See installing pykanto for a complete installation guide.
To install pykanto using pip, simply run:
pip install pykanto
See getting started for a complete use guide.
There are three small vocalisation datasets packaged with pykanto
, used
for unit tests and demonstration purposes. These will be downloaded automatically
when you install the library.
Dataset | Description | Source |
---|---|---|
Great tit songs | Dawn songs from male birds in a population in Oxford, UK | Nilo M. Recalde |
European storm-petrel purr songs | Males singing from burrows in the Shetland and Faroe islands | XC46092 © Dougie Preston XC663885 © Simon S. Christiansen // CC licence |
Bengalese finch songs | Recordings from two isolated Bengalese finches | Originally published in Tachibana, Koumura & Okanoya (2015) Data: DOI |
The project is licensed under the MIT license.
If you use pykanto
in your own work, please cite the associated article and/or
the repository:
-
Some of the methods that are part of
pykanto
are directly inspired by or adapted from Sainburg, Thielk and Gentner (2020).

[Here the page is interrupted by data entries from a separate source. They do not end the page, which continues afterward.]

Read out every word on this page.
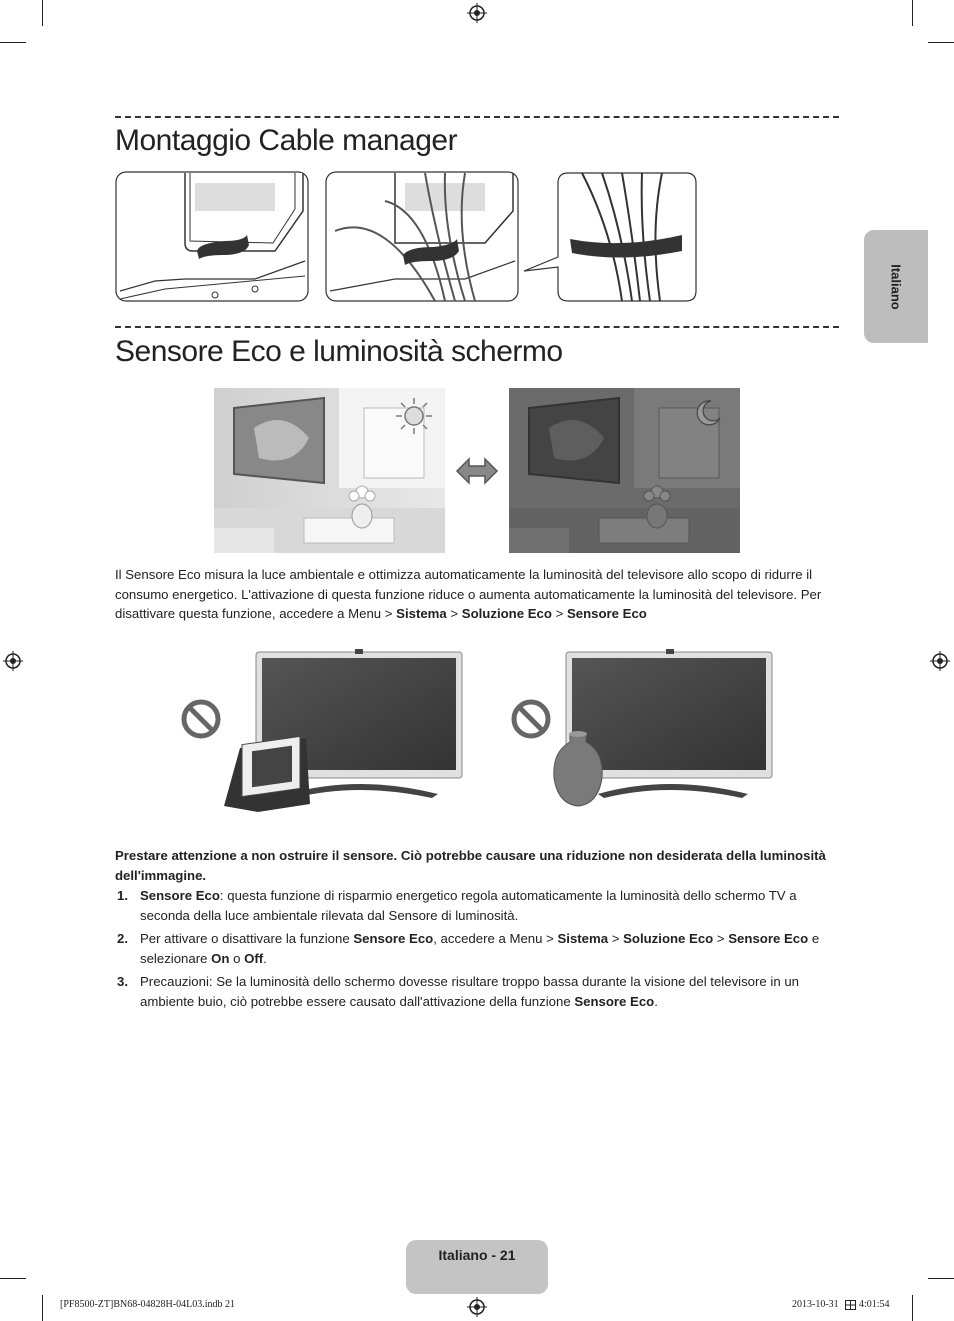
Italiano
Montaggio Cable manager
Sensore Eco e luminosità schermo
Il Sensore Eco misura la luce ambientale e ottimizza automaticamente la luminosità del televisore allo scopo di ridurre il consumo energetico. L'attivazione di questa funzione riduce o aumenta automaticamente la luminosità del televisore. Per disattivare questa funzione, accedere a Menu > Sistema > Soluzione Eco > Sensore Eco
Prestare attenzione a non ostruire il sensore. Ciò potrebbe causare una riduzione non desiderata della luminosità dell'immagine.
1. Sensore Eco: questa funzione di risparmio energetico regola automaticamente la luminosità dello schermo TV a seconda della luce ambientale rilevata dal Sensore di luminosità.
2. Per attivare o disattivare la funzione Sensore Eco, accedere a Menu > Sistema > Soluzione Eco > Sensore Eco e selezionare On o Off.
3. Precauzioni: Se la luminosità dello schermo dovesse risultare troppo bassa durante la visione del televisore in un ambiente buio, ciò potrebbe essere causato dall'attivazione della funzione Sensore Eco.
Italiano - 21
[PF8500-ZT]BN68-04828H-04L03.indb 21	2013-10-31 4:01:54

I have indicated where this is the case in the relevant method's docstring. -
The
dereverberate
function is based on code by Robert Lachlan that is part of Luscinia, a powerful software for bioacoustic archiving, measurement and analysis. -
I have learnt a lot about packaging and python by perusing the structure of projects by NickleDave. I became aware of VocalPy, a project that aims to "develop an ecosystem of interoperable packages" for "computational vocal communication and learning research" when I had already written most of
pykanto
, but eventually I'd like to make it compatible with it: standardisation is direly needed in the field and I don't want to contribute to the chaos.